Drunk hockey-watching blogging

Having some beers at my buddy's place watching the Oilers facing off against the Nashville Predators. A few topics of conversation come to mind:

  • Talking about Troy Glaus playing for the Blue Jays. I hate the Blue Jays with a white-hot passion (its an Alberta Separatist thing, see entry above), and this pisses me off because I always take a perverse pleasure in watching the Jays suck monkey balls. However, for me the thing I will always remember about Glaus' Blue Jays run is that TSN.ca screwed up the headline for his announcement. "Corner Glaus" was to be the +7-fonted link splashed across the top of the page -- connecting CTV's top hit Corner Gas with the third baseman who hit 37 homers and 97 RBIs last season. Instead, the headline read "Corner Gas" instead, which really lost a lot of its punch. That's why TSN.ca's editors don't work for the SUN newspaper chain, I guess.

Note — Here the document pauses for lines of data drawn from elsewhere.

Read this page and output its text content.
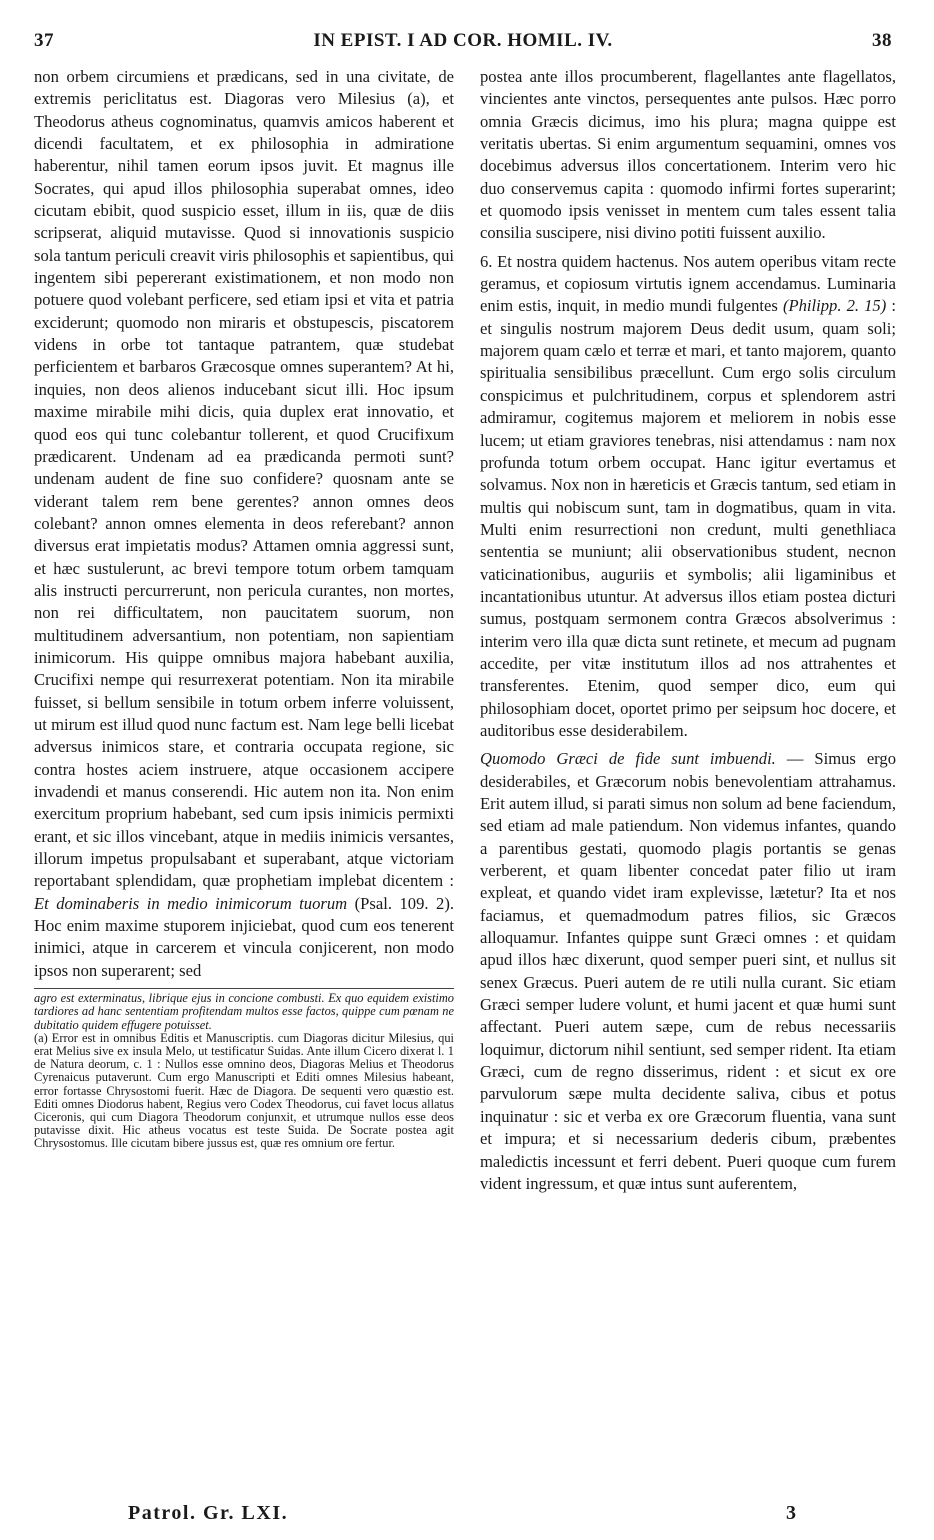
37	IN EPIST. I AD COR. HOMIL. IV.	38

non orbem circumiens et prædicans, sed in una civitate, de extremis periclitatus est. Diagoras vero Milesius (a), et Theodorus atheus cognominatus, quamvis amicos haberent et dicendi facultatem, et ex philosophia in admiratione haberentur, nihil tamen eorum ipsos juvit. Et magnus ille Socrates, qui apud illos philosophia superabat omnes, ideo cicutam ebibit, quod suspicio esset, illum in iis, quæ de diis scripserat, aliquid mutavisse. Quod si innovationis suspicio sola tantum periculi creavit viris philosophis et sapientibus, qui ingentem sibi pepererant existimationem, et non modo non potuere quod volebant perficere, sed etiam ipsi et vita et patria exciderunt; quomodo non miraris et obstupescis, piscatorem videns in orbe tot tantaque patrantem, quæ studebat perficientem et barbaros Græcosque omnes superantem? At hi, inquies, non deos alienos inducebant sicut illi. Hoc ipsum maxime mirabile mihi dicis, quia duplex erat innovatio, et quod eos qui tunc colebantur tollerent, et quod Crucifixum prædicarent. Undenam ad ea prædicanda permoti sunt? undenam audent de fine suo confidere? quosnam ante se viderant talem rem bene gerentes? annon omnes deos colebant? annon omnes elementa in deos referebant? annon diversus erat impietatis modus? Attamen omnia aggressi sunt, et hæc sustulerunt, ac brevi tempore totum orbem tamquam alis instructi percurrerunt, non pericula curantes, non mortes, non rei difficultatem, non paucitatem suorum, non multitudinem adversantium, non potentiam, non sapientiam inimicorum. His quippe omnibus majora habebant auxilia, Crucifixi nempe qui resurrexerat potentiam. Non ita mirabile fuisset, si bellum sensibile in totum orbem inferre voluissent, ut mirum est illud quod nunc factum est. Nam lege belli licebat adversus inimicos stare, et contraria occupata regione, sic contra hostes aciem instruere, atque occasionem accipere invadendi et manus conserendi. Hic autem non ita. Non enim exercitum proprium habebant, sed cum ipsis inimicis permixti erant, et sic illos vincebant, atque in mediis inimicis versantes, illorum impetus propulsabant et superabant, atque victoriam reportabant splendidam, quæ prophetiam implebat dicentem : Et dominaberis in medio inimicorum tuorum (Psal. 109. 2). Hoc enim maxime stuporem injiciebat, quod cum eos tenerent inimici, atque in carcerem et vincula conjicerent, non modo ipsos non superarent; sed

agro est exterminatus, librique ejus in concione combusti. Ex quo equidem existimo tardiores ad hanc sententiam profitendam multos esse factos, quippe cum pœnam ne dubitatio quidem effugere potuisset.

(a) Error est in omnibus Editis et Manuscriptis. cum Diagoras dicitur Milesius, qui erat Melius sive ex insula Melo, ut testificatur Suidas. Ante illum Cicero dixerat l. 1 de Natura deorum, c. 1 : Nullos esse omnino deos, Diagoras Melius et Theodorus Cyrenaicus putaverunt. Cum ergo Manuscripti et Editi omnes Milesius habeant, error fortasse Chrysostomi fuerit. Hæc de Diagora. De sequenti vero quæstio est. Editi omnes Diodorus habent, Regius vero Codex Theodorus, cui favet locus allatus Ciceronis, qui cum Diagora Theodorum conjunxit, et utrumque nullos esse deos putavisse dixit. Hic atheus vocatus est teste Suida. De Socrate postea agit Chrysostomus. Ille cicutam bibere jussus est, quæ res omnium ore fertur.

postea ante illos procumberent, flagellantes ante flagellatos, vincientes ante vinctos, persequentes ante pulsos. Hæc porro omnia Græcis dicimus, imo his plura; magna quippe est veritatis ubertas. Si enim argumentum sequamini, omnes vos docebimus adversus illos concertationem. Interim vero hic duo conservemus capita : quomodo infirmi fortes superarint; et quomodo ipsis venisset in mentem cum tales essent talia consilia suscipere, nisi divino potiti fuissent auxilio.

6. Et nostra quidem hactenus. Nos autem operibus vitam recte geramus, et copiosum virtutis ignem accendamus. Luminaria enim estis, inquit, in medio mundi fulgentes (Philipp. 2. 15) : et singulis nostrum majorem Deus dedit usum, quam soli; majorem quam cælo et terræ et mari, et tanto majorem, quanto spiritualia sensibilibus præcellunt. Cum ergo solis circulum conspicimus et pulchritudinem, corpus et splendorem astri admiramur, cogitemus majorem et meliorem in nobis esse lucem; ut etiam graviores tenebras, nisi attendamus : nam nox profunda totum orbem occupat. Hanc igitur evertamus et solvamus. Nox non in hæreticis et Græcis tantum, sed etiam in multis qui nobiscum sunt, tam in dogmatibus, quam in vita. Multi enim resurrectioni non credunt, multi genethliaca sententia se muniunt; alii observationibus student, necnon vaticinationibus, auguriis et symbolis; alii ligaminibus et incantationibus utuntur. At adversus illos etiam postea dicturi sumus, postquam sermonem contra Græcos absolverimus : interim vero illa quæ dicta sunt retinete, et mecum ad pugnam accedite, per vitæ institutum illos ad nos attrahentes et transferentes. Etenim, quod semper dico, eum qui philosophiam docet, oportet primo per seipsum hoc docere, et auditoribus esse desiderabilem.

Quomodo Græci de fide sunt imbuendi. — Simus ergo desiderabiles, et Græcorum nobis benevolentiam attrahamus. Erit autem illud, si parati simus non solum ad bene faciendum, sed etiam ad male patiendum. Non videmus infantes, quando a parentibus gestati, quomodo plagis portantis se genas verberent, et quam libenter concedat pater filio ut iram expleat, et quando videt iram explevisse, lætetur? Ita et nos faciamus, et quemadmodum patres filios, sic Græcos alloquamur. Infantes quippe sunt Græci omnes : et quidam apud illos hæc dixerunt, quod semper pueri sint, et nullus sit senex Græcus. Pueri autem de re utili nulla curant. Sic etiam Græci semper ludere volunt, et humi jacent et quæ humi sunt affectant. Pueri autem sæpe, cum de rebus necessariis loquimur, dictorum nihil sentiunt, sed semper rident. Ita etiam Græci, cum de regno disserimus, rident : et sicut ex ore parvulorum sæpe multa decidente saliva, cibus et potus inquinatur : sic et verba ex ore Græcorum fluentia, vana sunt et impura; et si necessarium dederis cibum, præbentes maledictis incessunt et ferri debent. Pueri quoque cum furem vident ingressum, et quæ intus sunt auferentem,

Patrol. Gr. LXI.	3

  • This "successful Blue Jays" thing is really going to hurt me in our baseball pool next season -- I have this "no Canadian team rule" that last year didn't mean much: Josh Towers and Alex Rios weren't hot properties even if I was in a deep AL-only league. Next year I'm going to be out Lyle Overbay, Glaus, A.J. Burnett, and B.J. Ryan. Getting Batista and Orlando Hudson as available players just doesn't help me -- both suck.

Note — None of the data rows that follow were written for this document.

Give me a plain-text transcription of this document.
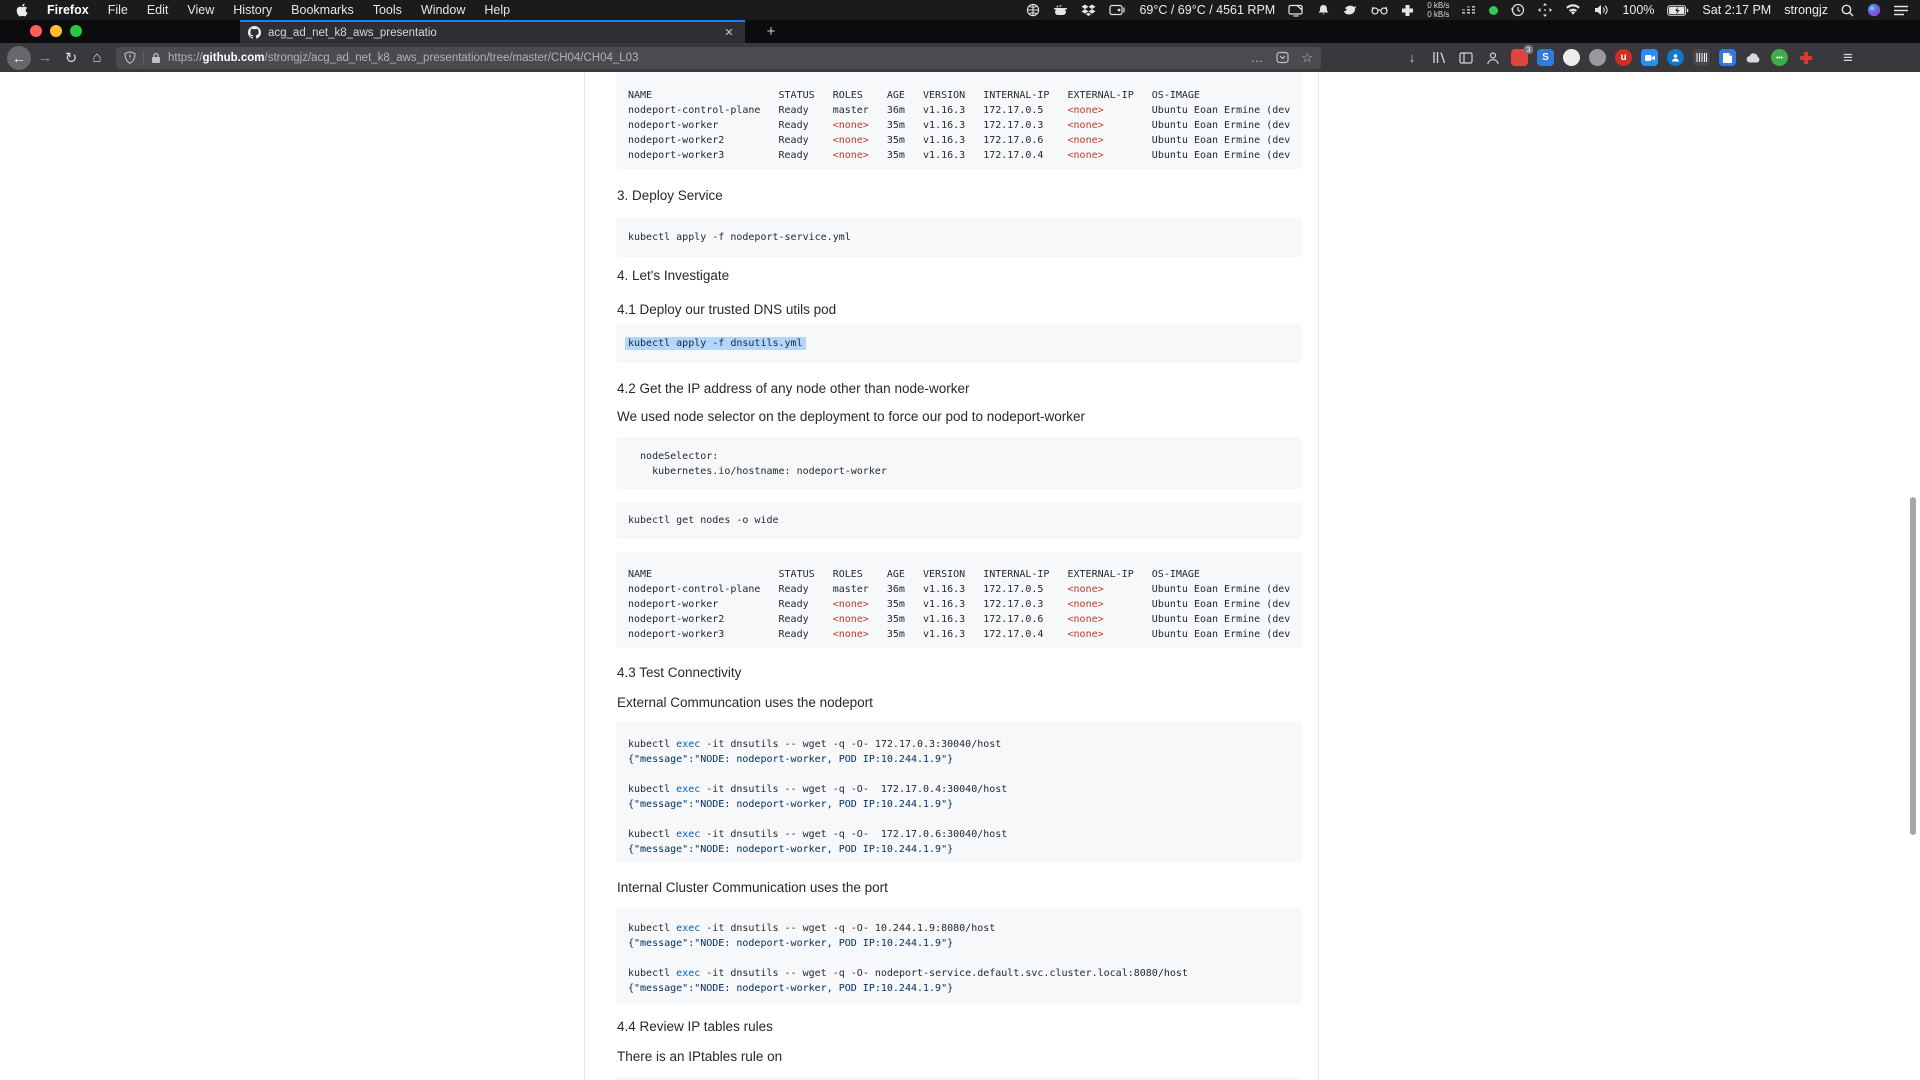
Firefox File Edit View History Bookmarks Tools Window Help	69°C / 69°C / 4561 RPM	0 kB/s
0 kB/s	100%	Sat 2:17 PM strongjz
acg_ad_net_k8_aws_presentatio	✕	+
← → ↻	⌂	https://github.com/strongjz/acg_ad_net_k8_aws_presentation/tree/master/CH04/CH04_L03	…	☆	↓
3
S	u	≡
NAME                     STATUS   ROLES    AGE   VERSION   INTERNAL-IP   EXTERNAL-IP   OS-IMAGE
nodeport-control-plane   Ready    master   36m   v1.16.3   172.17.0.5    <none>        Ubuntu Eoan Ermine (dev
nodeport-worker          Ready    <none>   35m   v1.16.3   172.17.0.3    <none>        Ubuntu Eoan Ermine (dev
nodeport-worker2         Ready    <none>   35m   v1.16.3   172.17.0.6    <none>        Ubuntu Eoan Ermine (dev
nodeport-worker3         Ready    <none>   35m   v1.16.3   172.17.0.4    <none>        Ubuntu Eoan Ermine (dev

3. Deploy Service

kubectl apply -f nodeport-service.yml

4. Let's Investigate

4.1 Deploy our trusted DNS utils pod

kubectl apply -f dnsutils.yml

4.2 Get the IP address of any node other than node-worker

We used node selector on the deployment to force our pod to nodeport-worker

nodeSelector:
kubernetes.io/hostname: nodeport-worker
kubectl get nodes -o wide
NAME                     STATUS   ROLES    AGE   VERSION   INTERNAL-IP   EXTERNAL-IP   OS-IMAGE
nodeport-control-plane   Ready    master   36m   v1.16.3   172.17.0.5    <none>        Ubuntu Eoan Ermine (dev
nodeport-worker          Ready    <none>   35m   v1.16.3   172.17.0.3    <none>        Ubuntu Eoan Ermine (dev
nodeport-worker2         Ready    <none>   35m   v1.16.3   172.17.0.6    <none>        Ubuntu Eoan Ermine (dev
nodeport-worker3         Ready    <none>   35m   v1.16.3   172.17.0.4    <none>        Ubuntu Eoan Ermine (dev

4.3 Test Connectivity

External Communcation uses the nodeport

kubectl exec -it dnsutils -- wget -q -O- 172.17.0.3:30040/host
{"message":"NODE: nodeport-worker, POD IP:10.244.1.9"}

kubectl exec -it dnsutils -- wget -q -O-  172.17.0.4:30040/host
{"message":"NODE: nodeport-worker, POD IP:10.244.1.9"}

kubectl exec -it dnsutils -- wget -q -O-  172.17.0.6:30040/host
{"message":"NODE: nodeport-worker, POD IP:10.244.1.9"}

Internal Cluster Communication uses the port

kubectl exec -it dnsutils -- wget -q -O- 10.244.1.9:8080/host
{"message":"NODE: nodeport-worker, POD IP:10.244.1.9"}

kubectl exec -it dnsutils -- wget -q -O- nodeport-service.default.svc.cluster.local:8080/host
{"message":"NODE: nodeport-worker, POD IP:10.244.1.9"}

4.4 Review IP tables rules

There is an IPtables rule on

  • Quotes from my buddy while talking baseball (he's a Jays fan) "They have to go out into the middle of Saskatchewan and dump fucking [Eric] Hinske". Ha ha, reminds me of laughing about the Jays defeats -- and crying about having to watch more incidents like when they scored nine runs in a single inning against the Yankees. Other quotes, from his proposed 2-month trip to South America: "I've already accepted that I'm gonna get robbed, I just hope I won't get kidnapped"
  • Speaking of my fantasy hockey pool, I went from 11/11 to 9/11 in a week. What did I do? Nothing. I ignored it for a full week and went up in points (slightly) and in the standings (considerably). I should keep at not looking at it. Except I've tried that before, it doesn't work.

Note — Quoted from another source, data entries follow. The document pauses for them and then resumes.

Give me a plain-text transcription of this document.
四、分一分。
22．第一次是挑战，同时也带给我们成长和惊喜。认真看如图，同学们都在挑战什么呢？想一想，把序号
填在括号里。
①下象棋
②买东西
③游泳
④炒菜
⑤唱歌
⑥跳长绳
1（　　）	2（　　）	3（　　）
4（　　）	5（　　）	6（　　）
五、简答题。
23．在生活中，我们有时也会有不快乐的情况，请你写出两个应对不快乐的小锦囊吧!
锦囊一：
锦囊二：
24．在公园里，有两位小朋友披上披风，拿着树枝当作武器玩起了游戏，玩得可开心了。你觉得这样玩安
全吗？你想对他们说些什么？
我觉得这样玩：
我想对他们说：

  • So one of my buddies posted a big rant on the message board of our hockey pool, on topics like Sean Avery and Manny Fernandez. He then puts in a followup comment: "After this sudden desire to express some random opinions, I am starting to think this is how ______ lives his life 24/7." (what, you think I'm too lazy to edit out my own name on a cut and paste?) Oddly enough, he never knew about this blog until now.
  • I was talking at work today to somebody who's a hard core dipper I knew back from my university days: he's stuck working for the Conservative candidate in his Edmonton riding due to a church-based friendship commitment: nothing's funner than taunting him regularly about it.
  • This NHL schedule blows monkey balls almost as much as the instigator rule. Yeah its nice to see Calgary and Vancouver, but we could play them 5 times a season (2 home, 3 away one season; 3 home, 2 away the next would be fine) freeing up 4x3=12 games a year that can be used to play Eastern teams. Yeah, games against Buffalo and Florida might seem shitty now, but what if next season the Panthers draft a nobody who instantly clicks in the NHL to be the Next Big Thing(TM)? We might not like the idea of not seeing him for another 4-5 years.
  • "A juicy rebound left there" says Chris Cuthbert a minute after Ryan's Smyth's penalty-shot goal -- isn't "Jussi Rebound" the name of the starting goalie?
  • Is there no more freakish sight than Craig MacTavish smiling? He almost never does. Of course, I quickly answered my own question: you don't even have to leave Alberta, let alone leave hockey: this guy. (He never smiles, almost: when he does, its eerie. The Flames beat San Jose to win the Smythe Conference -- yes, I'm old school -- and he's dour-faced in the post-game press conference talking about how he's proud of his team, they played a good game, and they're happy to go to the Stanley Cup finals, but they didn't play a good game on the penalty kill and the 3rd and 4th lines need to step up offensively. YOU'RE GOING TO THE FINALS! BE HAPPY, YOU PSYCHO NUTBAR!)
  • Watching highlights from the San Jose-Colorado game during a scoring break and wondering: whats with crappy production qualities in some of these modern games. I've never seen it in CFL or MLB or NBA highlights, yet some NFL or NHL games I see on highlight reels have such low-grain resolution that at first I think I'm watching hilights from 1983 or something. NCAA football is bad for this too. It's not because the games aren't given TV coverage, especially NFL or NCAA games. These games are all broadcasted, yet I've never watched a live game and seen this film quality. Something's fishy, and I can't figure out why.